The high road doesn’t just carry location information; it carries motion signals, too. Adding motion to letters might boost the high road signal, helping dyslexics get control of their spotlight of attention and improve their reading. To help, we created a special version of Kermit that is animated, with letters that draw themselves.
A font that draws itself
How do you create an animated font?
Because Kermit is built as a Variable Font, it is not limited to Light, Regular, or Bold styles. It can produce any level of boldness thanks to Variable Font technology.

But the technology isn’t just for typography. It can vary in color, style, or even change a letter’s shape over time, making the font animated.
The math behind Variable Fonts, called linear interpolation, makes animation awkward because points on the letter’s outline must move in a straight line at a constant speed. Natural-looking animation through curves needs to use a higher order of mathematics.
An animation showing the advantage of HOI interpolation versus linear interpolation. Press play to show the animation or use the slider to control it yourself.
As a workaround, you could move points along many tiny lines so they seem to flow around a curve naturally. That, however, would require designers to draw dozens of versions of each letter like cartoon animators of the 1930’s–1970’s, painstakingly drawing 24 pictures for every second of film.
Luckily, Kermit’s designers had a clever mathematical idea: to combine independent linear parts of a Variable Font to create higher order math. They call it Higher Order Interpolation, or HOI for short. (Fun fact: In the Netherlands, where Underware is based, “Hoi” means “Hi”).
That breakthrough enabled the designers to create smooth animations that accelerate, decelerate, and turn corners with the control of an old school animator, without having to draw thousands of pictures. This makes Kermit’s animation feel like it’s naturally drawing itself with a pen.
An animation showing how Kermit can draw itself smoothly using HOI and variable font technologies. Press play to start the animation or use the slider to control it yourself.
We hope this animation will strengthen the high road signal in dyslexics, helping them better understand letter order and more easily recognize words.
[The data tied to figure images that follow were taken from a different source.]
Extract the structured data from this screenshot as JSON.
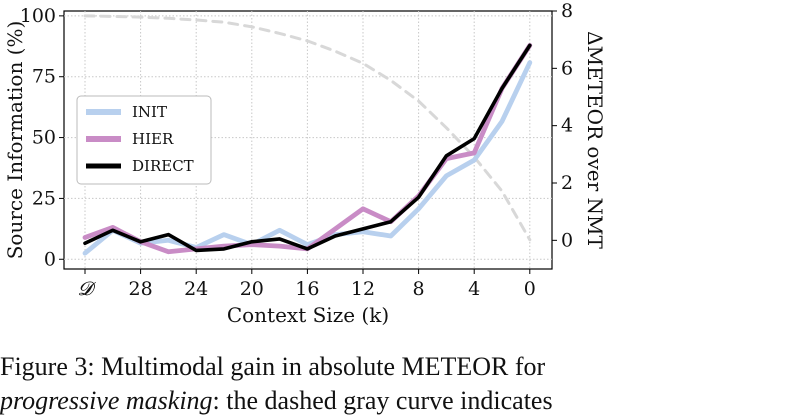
{
  "chart_data": {
    "type": "line",
    "xlabel": "Context Size (k)",
    "ylabel_left": "Source Information (%)",
    "ylabel_right": "ΔMETEOR over NMT",
    "x_tick_labels": [
      "𝓓",
      "28",
      "24",
      "20",
      "16",
      "12",
      "8",
      "4",
      "0"
    ],
    "x_positions": [
      "D",
      30,
      28,
      26,
      24,
      22,
      20,
      18,
      16,
      14,
      12,
      10,
      8,
      6,
      4,
      2,
      0
    ],
    "ylim_left": [
      -4,
      102
    ],
    "yticks_left": [
      "0",
      "25",
      "50",
      "75",
      "100"
    ],
    "ylim_right": [
      -1,
      8
    ],
    "yticks_right": [
      "0",
      "2",
      "4",
      "6",
      "8"
    ],
    "grid": true,
    "legend_position": "center-left",
    "series": [
      {
        "name": "INIT",
        "axis": "right",
        "color": "#b8d0ee",
        "values": [
          -0.45,
          0.35,
          -0.1,
          0.0,
          -0.25,
          0.2,
          -0.15,
          0.35,
          -0.15,
          0.2,
          0.3,
          0.15,
          1.1,
          2.25,
          2.8,
          4.15,
          6.2
        ]
      },
      {
        "name": "HIER",
        "axis": "right",
        "color": "#c98cc6",
        "values": [
          0.1,
          0.45,
          -0.05,
          -0.4,
          -0.3,
          -0.2,
          -0.15,
          -0.2,
          -0.3,
          0.4,
          1.1,
          0.65,
          1.55,
          2.85,
          3.05,
          5.3,
          6.8
        ]
      },
      {
        "name": "DIRECT",
        "axis": "right",
        "color": "#000000",
        "values": [
          -0.1,
          0.35,
          -0.05,
          0.2,
          -0.35,
          -0.3,
          -0.05,
          0.05,
          -0.3,
          0.15,
          0.4,
          0.65,
          1.5,
          2.95,
          3.55,
          5.3,
          6.8
        ]
      },
      {
        "name": "Source Information",
        "axis": "left",
        "color": "#d8d8d8",
        "dashed": true,
        "values": [
          100,
          99.8,
          99.5,
          99,
          98.3,
          97.4,
          95.5,
          92.8,
          89.7,
          85.5,
          80.5,
          73.5,
          65,
          54,
          42,
          28,
          8
        ]
      }
    ]
  },
  "caption": {
    "line1": "Figure 3:  Multimodal gain in absolute METEOR for",
    "line2_em": "progressive masking",
    "line2_rest": ":  the dashed gray curve indicates"
  }
}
That could enable them to spend more time reading and training the neural pathways for reading. We are still testing this idea and will release the animated version only when we can scientifically prove its benefits.
Empowering children
Writing systems, which are over 5,500 years old, are one of humanity’s greatest inventions. Like magic or telepathy, they transmit ideas and creativity across the globe and across generations. It is one of the ways that we express our humanity. Now, it’s time for an upgrade. Time to take advantage of our latest technologies and research to empower more children to read.
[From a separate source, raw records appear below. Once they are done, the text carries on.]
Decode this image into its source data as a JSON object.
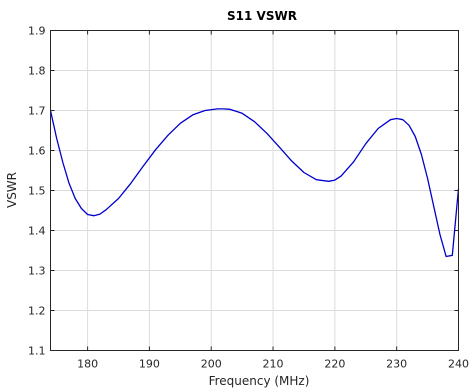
{
  "chart_data": {
    "type": "line",
    "title": "S11 VSWR",
    "xlabel": "Frequency (MHz)",
    "ylabel": "VSWR",
    "xlim": [
      174,
      240
    ],
    "ylim": [
      1.1,
      1.9
    ],
    "xticks": [
      180,
      190,
      200,
      210,
      220,
      230,
      240
    ],
    "yticks": [
      1.1,
      1.2,
      1.3,
      1.4,
      1.5,
      1.6,
      1.7,
      1.8,
      1.9
    ],
    "xtick_labels": [
      "180",
      "190",
      "200",
      "210",
      "220",
      "230",
      "240"
    ],
    "ytick_labels": [
      "1.1",
      "1.2",
      "1.3",
      "1.4",
      "1.5",
      "1.6",
      "1.7",
      "1.8",
      "1.9"
    ],
    "grid": true,
    "series": [
      {
        "color": "#0000cd",
        "x": [
          174,
          175,
          176,
          177,
          178,
          179,
          180,
          181,
          182,
          183,
          185,
          187,
          189,
          191,
          193,
          195,
          197,
          199,
          201,
          202,
          203,
          205,
          207,
          209,
          211,
          213,
          215,
          217,
          219,
          220,
          221,
          223,
          225,
          227,
          229,
          230,
          231,
          232,
          233,
          234,
          235,
          236,
          237,
          238,
          239,
          240
        ],
        "y": [
          1.7,
          1.63,
          1.57,
          1.518,
          1.48,
          1.455,
          1.44,
          1.437,
          1.441,
          1.452,
          1.48,
          1.518,
          1.561,
          1.602,
          1.638,
          1.668,
          1.689,
          1.7,
          1.704,
          1.704,
          1.703,
          1.693,
          1.672,
          1.643,
          1.609,
          1.574,
          1.545,
          1.527,
          1.523,
          1.526,
          1.536,
          1.571,
          1.617,
          1.655,
          1.677,
          1.68,
          1.677,
          1.663,
          1.635,
          1.59,
          1.53,
          1.46,
          1.39,
          1.335,
          1.338,
          1.505
        ]
      }
    ]
  }
}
In designing a child-centric font for reading, we hope to support children learning to read while also making it more enjoyable, valuable, and accessible for everyone to read. We explore new frontiers with the animated version of Kermit, new methods of research-based expressiveness, and new ways of making reading look fun and easy to all kids, regardless of reading skill.
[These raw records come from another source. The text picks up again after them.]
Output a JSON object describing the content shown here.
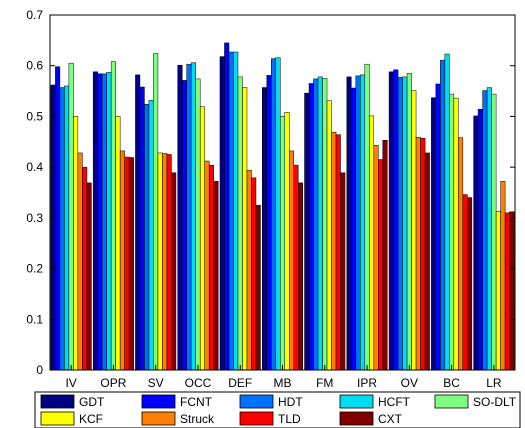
{
  "chart_data": {
    "type": "bar",
    "title": "",
    "xlabel": "",
    "ylabel": "",
    "ylim": [
      0,
      0.7
    ],
    "yticks": [
      "0",
      "0.1",
      "0.2",
      "0.3",
      "0.4",
      "0.5",
      "0.6",
      "0.7"
    ],
    "grid": false,
    "legend_position": "bottom",
    "categories": [
      "IV",
      "OPR",
      "SV",
      "OCC",
      "DEF",
      "MB",
      "FM",
      "IPR",
      "OV",
      "BC",
      "LR"
    ],
    "series": [
      {
        "name": "GDT",
        "color": "#000080",
        "values": [
          0.562,
          0.588,
          0.582,
          0.601,
          0.618,
          0.557,
          0.546,
          0.578,
          0.588,
          0.537,
          0.501
        ]
      },
      {
        "name": "FCNT",
        "color": "#0000ff",
        "values": [
          0.598,
          0.584,
          0.558,
          0.571,
          0.645,
          0.581,
          0.565,
          0.556,
          0.592,
          0.564,
          0.514
        ]
      },
      {
        "name": "HDT",
        "color": "#0070ff",
        "values": [
          0.557,
          0.584,
          0.524,
          0.603,
          0.627,
          0.614,
          0.574,
          0.58,
          0.577,
          0.611,
          0.551
        ]
      },
      {
        "name": "HCFT",
        "color": "#00ddee",
        "values": [
          0.56,
          0.587,
          0.532,
          0.606,
          0.627,
          0.616,
          0.578,
          0.582,
          0.578,
          0.623,
          0.557
        ]
      },
      {
        "name": "SO-DLT",
        "color": "#7fff7f",
        "values": [
          0.605,
          0.608,
          0.624,
          0.574,
          0.578,
          0.5,
          0.575,
          0.603,
          0.585,
          0.544,
          0.544
        ]
      },
      {
        "name": "KCF",
        "color": "#ffff00",
        "values": [
          0.5,
          0.5,
          0.428,
          0.519,
          0.557,
          0.508,
          0.531,
          0.501,
          0.551,
          0.536,
          0.313
        ]
      },
      {
        "name": "Struck",
        "color": "#ff7f00",
        "values": [
          0.428,
          0.432,
          0.427,
          0.412,
          0.394,
          0.432,
          0.469,
          0.443,
          0.459,
          0.458,
          0.372
        ]
      },
      {
        "name": "TLD",
        "color": "#ff0000",
        "values": [
          0.4,
          0.42,
          0.425,
          0.404,
          0.379,
          0.404,
          0.464,
          0.415,
          0.457,
          0.346,
          0.31
        ]
      },
      {
        "name": "CXT",
        "color": "#800000",
        "values": [
          0.369,
          0.419,
          0.389,
          0.372,
          0.325,
          0.369,
          0.389,
          0.453,
          0.428,
          0.34,
          0.312
        ]
      }
    ]
  }
}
The power of reading sets a child’s imagination on fire, and no movie or technology can surpass the theater of the mind. Reading gives children agency and, ultimately, confidence. It impacts the trajectory of their lives, from their academic performance across subjects, to future job prospects, to their self-image and whether or not they feel incompetent or capable. Every child deserves the opportunity to thrive, and we are dedicated to trying ideas new and old to help them. We hope that this first release of Kermit is the next step on that journey.
The basic styles of Kermit (Regular, Bold, Italic, and Bold Italic) are available today in Office, with the remaining 38 styles arriving in early May. If you want to try out the font online in the meantime, you can go to the demo site at Kermit-font.com.